Асель только махнула рукой, не зная, что нужно говорить в таких случаях.

— Дай осмотреть твою руку, — сказал он, пытаясь поймать ладонь степнячки.

— Чего-о? Сейчас так осмотришь — на всю жизнь запомниться, — злобно прошипела она, заподозрив его в недобрых помыслах, от которых только что пострадал эллекринщик.

— Нет, ты не так меня поняла! Я лекарь! Ну… будущий лекарь. Я студент в храме Ринкоанда, здесь недалеко…

— И зачем тебе моя рука? — недоверчиво спросила Асель.

— Он схватил тебя и мог ее повредить.

— Рука в порядке, — заупрямилась Асель, хоть и чувствовала, что к вечеру на запястье проявятся синяки.

— Не буду настаивать, раз ты так уверена, — улыбнулся студент-медик. — Фимал Понн Леге, — представился он.

— Асель, — неохотно протянула степнячка. Впрочем, она могла бы и промолчать, но ее забавляло общество этого парня.

   Фимал был героем,    Он непобедим!    Но злой наркоман    Возник вдруг пред ним!

— Что за ерунда? — степнячка оглянулась в поисках певца, исполнявшего странную песню.

   Фимал был силен,    Отважен и смел,    Но сволочного гада    Побить он не сумел!    Вот тетка с коромыслом    Пришла из-за угла,    Прогнала паразита!    Такие вот дела!

Продолжал распевать голос на героический мотив.
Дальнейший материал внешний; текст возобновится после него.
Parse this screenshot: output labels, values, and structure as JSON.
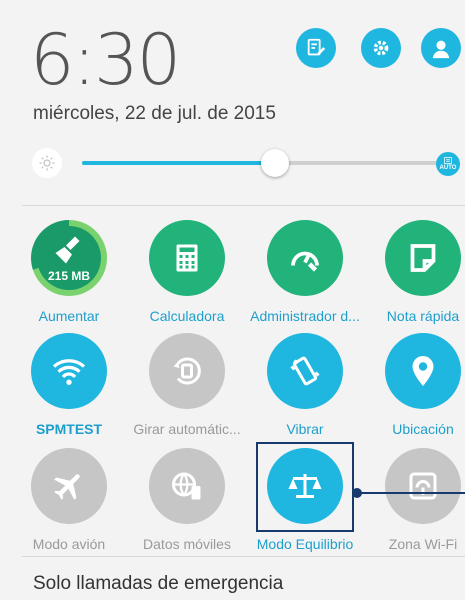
{
  "header": {
    "time": "6:30",
    "date": "miércoles, 22 de jul. de 2015"
  },
  "brightness": {
    "level": 0.54,
    "auto_label": "AUTO"
  },
  "tiles": [
    {
      "label": "Aumentar",
      "icon": "broom-icon",
      "badge": "215 MB",
      "state": "green"
    },
    {
      "label": "Calculadora",
      "icon": "calculator-icon",
      "state": "green"
    },
    {
      "label": "Administrador d...",
      "icon": "speedometer-wrench-icon",
      "state": "green"
    },
    {
      "label": "Nota rápida",
      "icon": "note-icon",
      "state": "green"
    },
    {
      "label": "SPMTEST",
      "icon": "wifi-icon",
      "state": "on"
    },
    {
      "label": "Girar automátic...",
      "icon": "auto-rotate-icon",
      "state": "off"
    },
    {
      "label": "Vibrar",
      "icon": "vibrate-icon",
      "state": "on"
    },
    {
      "label": "Ubicación",
      "icon": "location-pin-icon",
      "state": "on"
    },
    {
      "label": "Modo avión",
      "icon": "airplane-icon",
      "state": "off"
    },
    {
      "label": "Datos móviles",
      "icon": "mobile-data-icon",
      "state": "off"
    },
    {
      "label": "Modo Equilibrio",
      "icon": "balance-scale-icon",
      "state": "on"
    },
    {
      "label": "Zona Wi-Fi",
      "icon": "hotspot-icon",
      "state": "off"
    }
  ],
  "footer": {
    "status": "Solo llamadas de emergencia"
  },
  "colors": {
    "accent": "#1fb6e0",
    "green": "#21b37a",
    "disabled": "#c6c6c6",
    "highlight": "#163a6b"
  }
}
Фимал слегка покраснел, узнав себя в одном из героев баллады.

— Его светлость Доувлон Котопупский, рыцарь-менестрель и последний романтик Итантарда, — склонившись в почтительном поклоне, он указал рукой на исполнителя. — Этот ославит любого на весь Рагет Кувер.

Асель с удивлением глядела на последнего романтика в шлеме-котелке, который как раз исполнял последние строки только что рожденной баллады, причем пел он так отвратно и так громко, что у степнячки сводило зубы от таких песен.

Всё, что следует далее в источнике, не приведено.